Cintalapa de Figueroa, Chiapas; Mexico;
- Frequency: 95.7 FM
- Branding: Radio Estrella

Programming
- Format: Christian

Ownership
- Owner: Erasmo Ángel Ruiz

History
- First air date: May 2019
- Call sign meaning: (templated callsign)

Technical information
- Class: A

Links
- Website: XHPEBX-FM on Facebook

= XHPEBX-FM =

Radio station in Cintalapa de Figueroa, Chiapas, Mexico

XHPEBX-FM is a radio station on 95.7 FM in Cintalapa de Figueroa, Chiapas, Mexico. The station is owned by Erasmo Ángel Ruiz and is a Christian station known as Radio Estrella.

==History==
Ciencia, Comunicación y Tecnología filed for a permit station in Cintalapa de Figueroa on August 27, 2009. The application was filed 17 minutes apart from one by Amadeo Coutiño Aguilar.

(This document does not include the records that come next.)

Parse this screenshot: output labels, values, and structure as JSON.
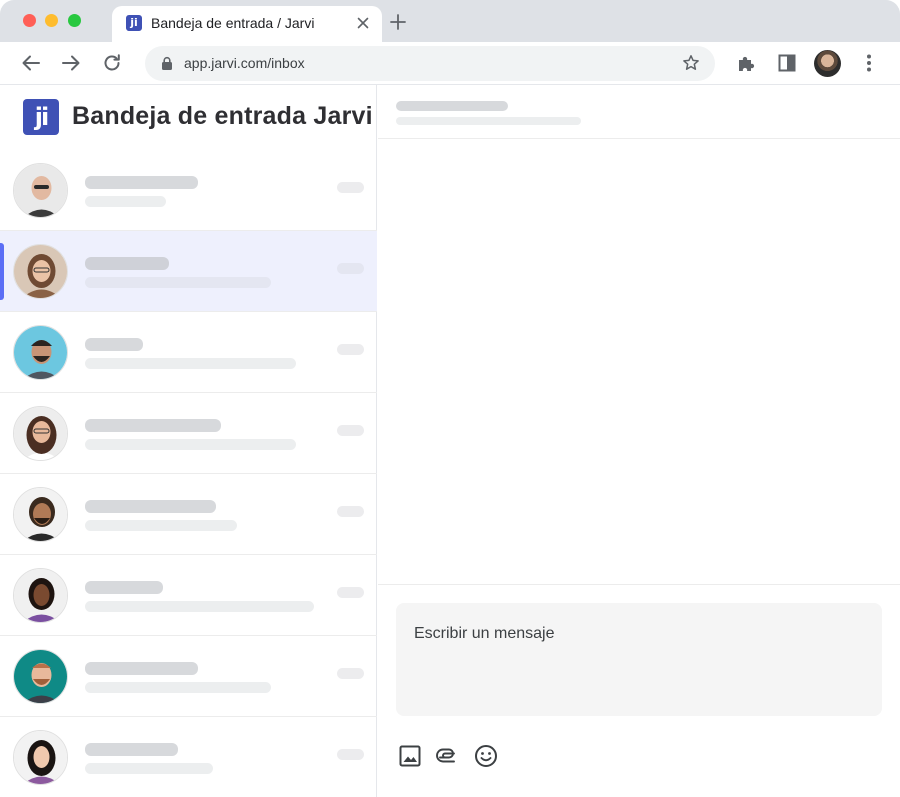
{
  "browser": {
    "tab_title": "Bandeja de entrada / Jarvi",
    "favicon_text": "ji",
    "url": "app.jarvi.com/inbox"
  },
  "app": {
    "logo_text": "ji",
    "title": "Bandeja de entrada Jarvi",
    "accent_color": "#3f51b5"
  },
  "conversations": [
    {
      "active": false
    },
    {
      "active": true
    },
    {
      "active": false
    },
    {
      "active": false
    },
    {
      "active": false
    },
    {
      "active": false
    },
    {
      "active": false
    },
    {
      "active": false
    }
  ],
  "composer": {
    "placeholder": "Escribir un mensaje",
    "tools": [
      "image-icon",
      "attachment-icon",
      "emoji-icon"
    ]
  }
}
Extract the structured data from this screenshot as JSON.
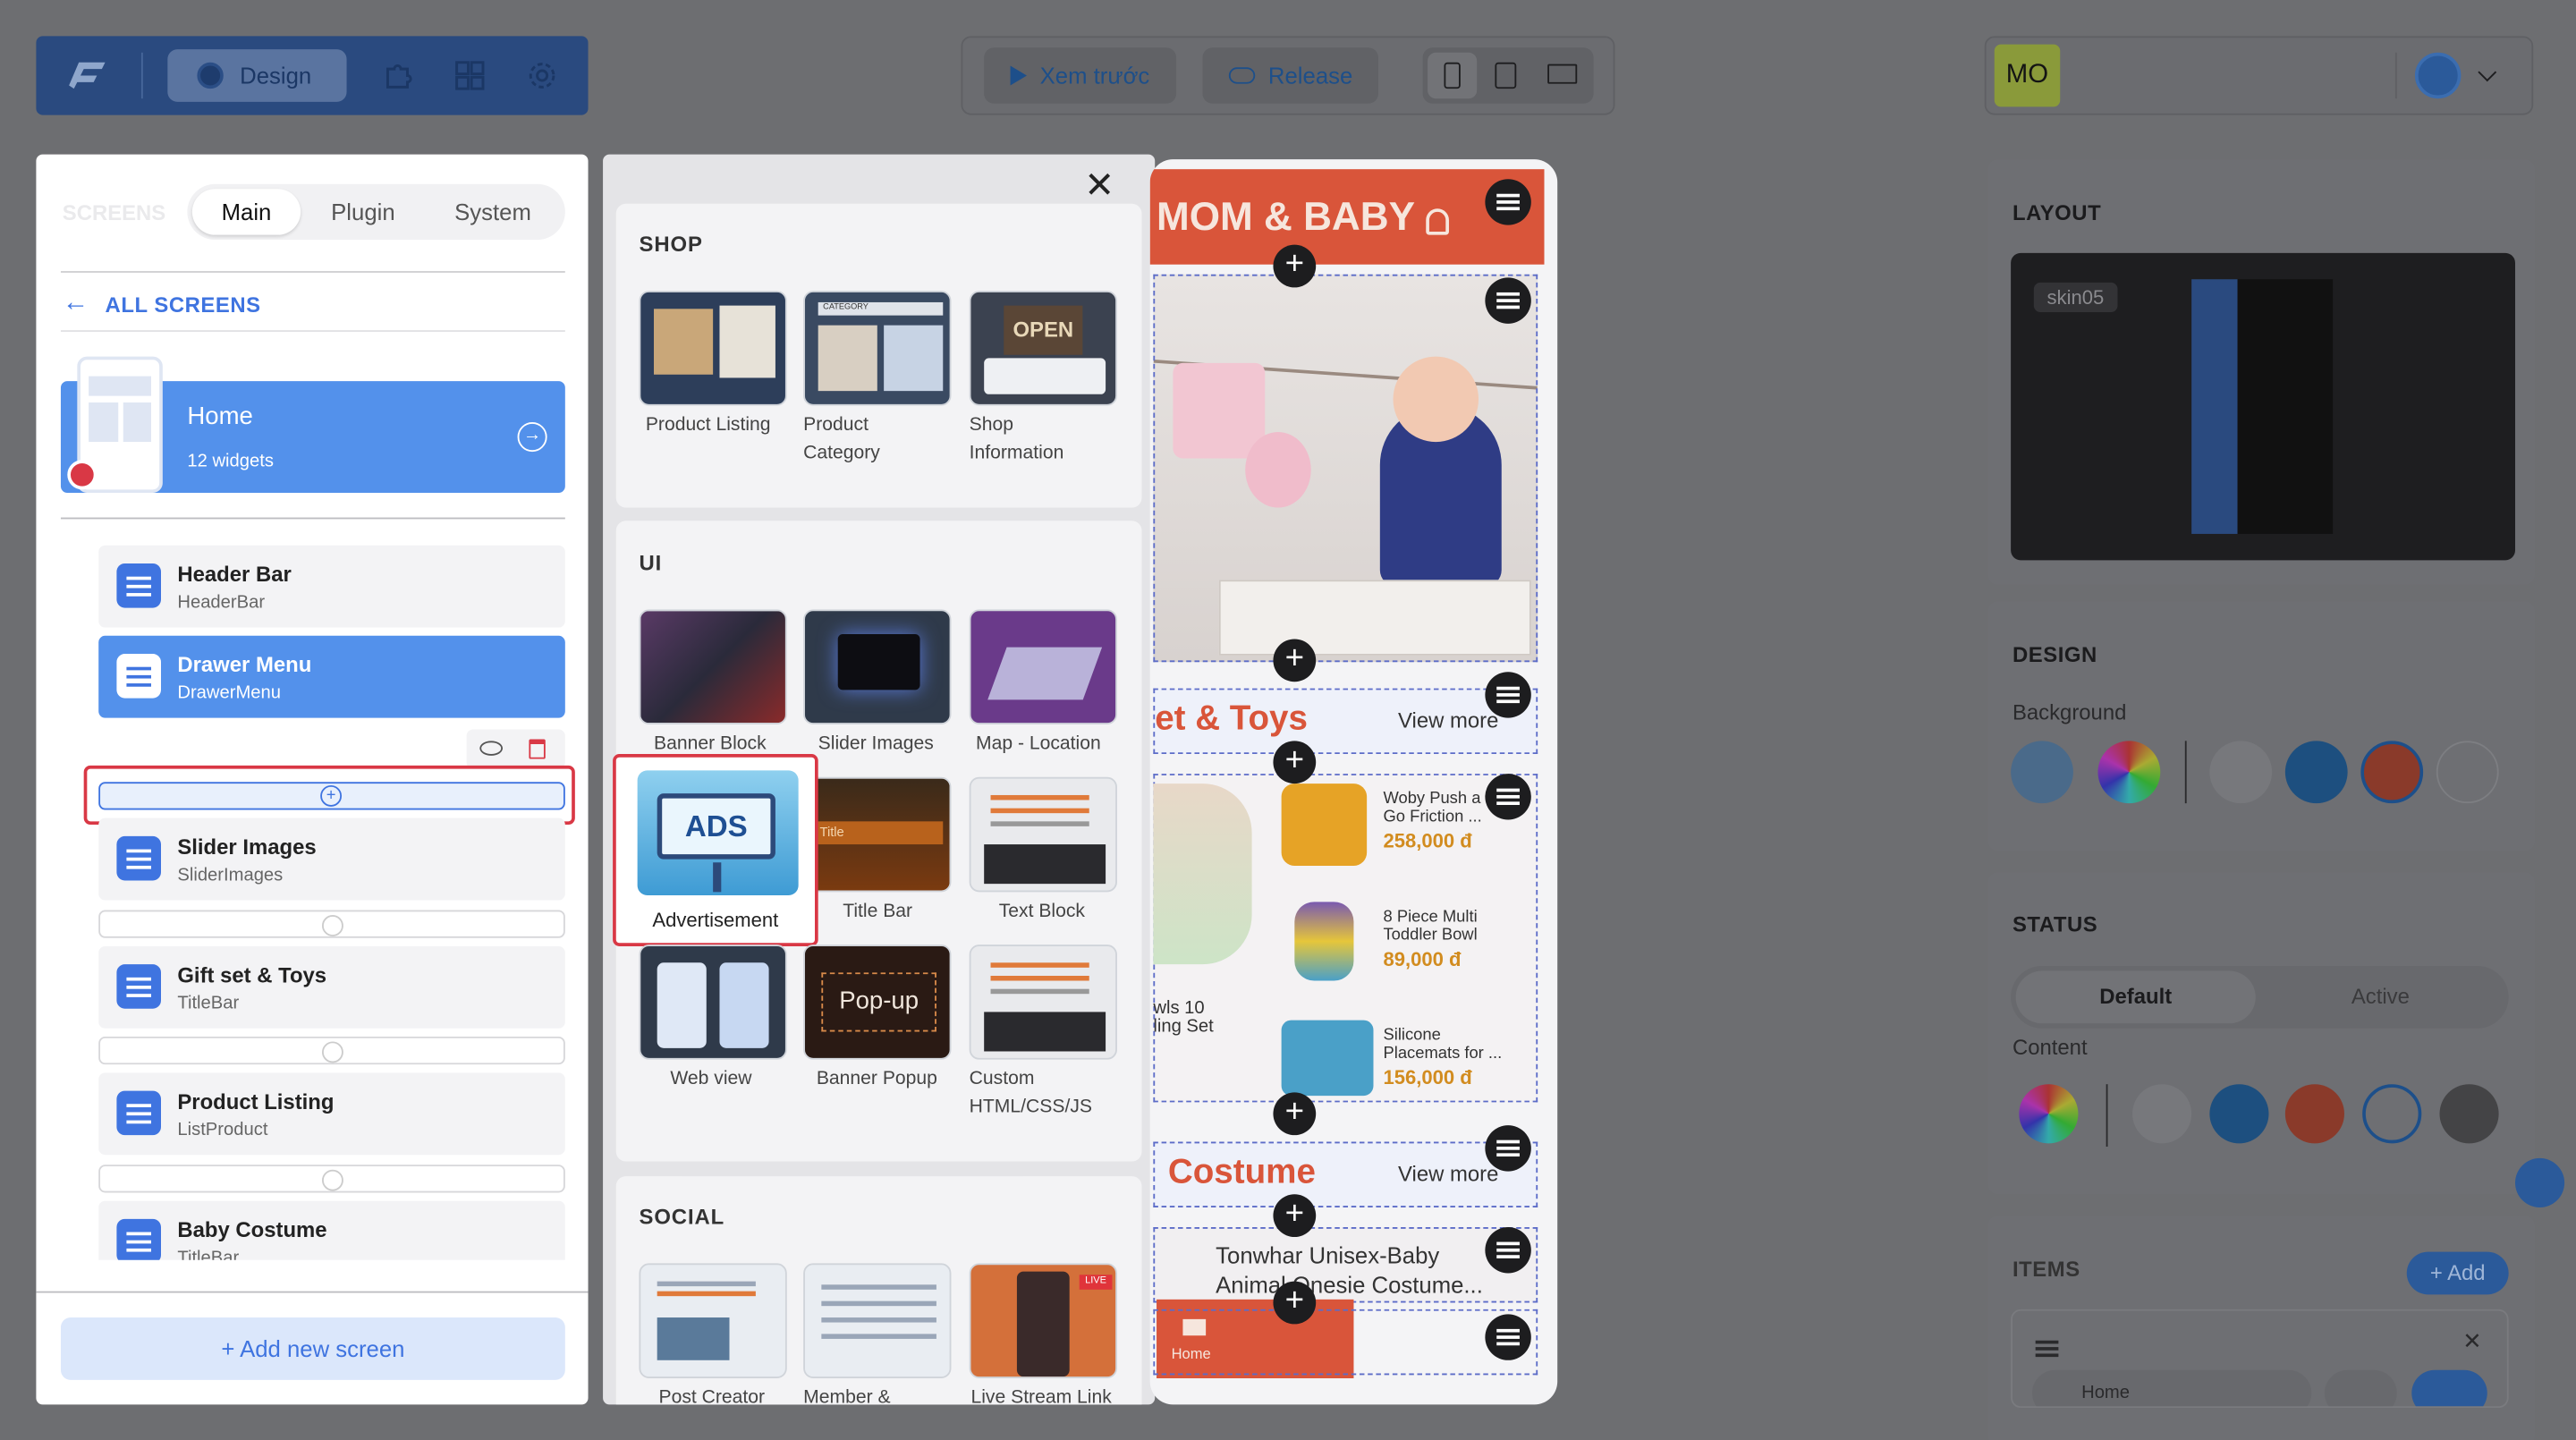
{
  "topbar": {
    "logo_icon": "app-logo",
    "design_label": "Design",
    "preview_label": "Xem trước",
    "release_label": "Release",
    "avatar_initials": "MO"
  },
  "screens_panel": {
    "heading": "SCREENS",
    "tabs": [
      {
        "label": "Main",
        "active": true
      },
      {
        "label": "Plugin",
        "active": false
      },
      {
        "label": "System",
        "active": false
      }
    ],
    "all_screens": "ALL SCREENS",
    "current_screen": {
      "name": "Home",
      "widgets": "12 widgets"
    },
    "widgets": [
      {
        "title": "Header Bar",
        "type": "HeaderBar"
      },
      {
        "title": "Drawer Menu",
        "type": "DrawerMenu"
      },
      {
        "title": "Slider Images",
        "type": "SliderImages"
      },
      {
        "title": "Gift set & Toys",
        "type": "TitleBar"
      },
      {
        "title": "Product Listing",
        "type": "ListProduct"
      },
      {
        "title": "Baby Costume",
        "type": "TitleBar"
      }
    ],
    "add_screen": "+ Add new screen"
  },
  "palette": {
    "sections": {
      "shop": "SHOP",
      "ui": "UI",
      "social": "SOCIAL"
    },
    "shop_items": [
      "Product Listing",
      "Product Category",
      "Shop Information"
    ],
    "ui_items": [
      "Banner Block",
      "Slider Images",
      "Map - Location",
      "Advertisement",
      "Title Bar",
      "Text Block",
      "Web view",
      "Banner Popup",
      "Custom HTML/CSS/JS"
    ],
    "social_items": [
      "Post Creator",
      "Member &",
      "Live Stream Link"
    ],
    "thumb_text": {
      "category": "CATEGORY",
      "open": "OPEN",
      "ads": "ADS",
      "title": "Title",
      "popup": "Pop-up",
      "live": "LIVE"
    }
  },
  "phone": {
    "brand": "MOM & BABY",
    "section1_title": "et & Toys",
    "section1_more": "View more",
    "products": [
      {
        "name": "Woby Push a Go Friction ...",
        "price": "258,000 đ"
      },
      {
        "name": "8 Piece Multi Toddler Bowl",
        "price": "89,000 đ"
      },
      {
        "name": "Silicone Placemats for ...",
        "price": "156,000 đ"
      }
    ],
    "side_product": "wls 10 ling Set",
    "section2_title": "Costume",
    "section2_more": "View more",
    "costume_name": "Tonwhar Unisex-Baby Animal Onesie Costume...",
    "nav_home": "Home"
  },
  "right_panel": {
    "layout_title": "LAYOUT",
    "skin_name": "skin05",
    "design_title": "DESIGN",
    "background_label": "Background",
    "status_title": "STATUS",
    "status_tabs": [
      "Default",
      "Active"
    ],
    "content_label": "Content",
    "items_title": "ITEMS",
    "add_label": "+ Add",
    "item_name": "Home"
  },
  "colors": {
    "accent_blue": "#5391eb",
    "highlight_red": "#d93845",
    "brand_orange": "#d9553a"
  }
}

While the IFT had initially planned to award just one station on April 25, 2018, due to the fact that the applications were filed within the same hour, the IFT opted to award both stations and reject a 2013 application by Promoción y Fomento Cultural, A.C. As the Coutiño Aguilar station, awarded as XHPEAQ-FM, had been filed earlier, this unanimous decision by the IFT's commissioners allowed Radio Estrella to become a legal station.

XHPEBX went on the air in May 2019, relocating religious pirate station Radio Estrella from 95.9 MHz, where it had operated since at least 2011.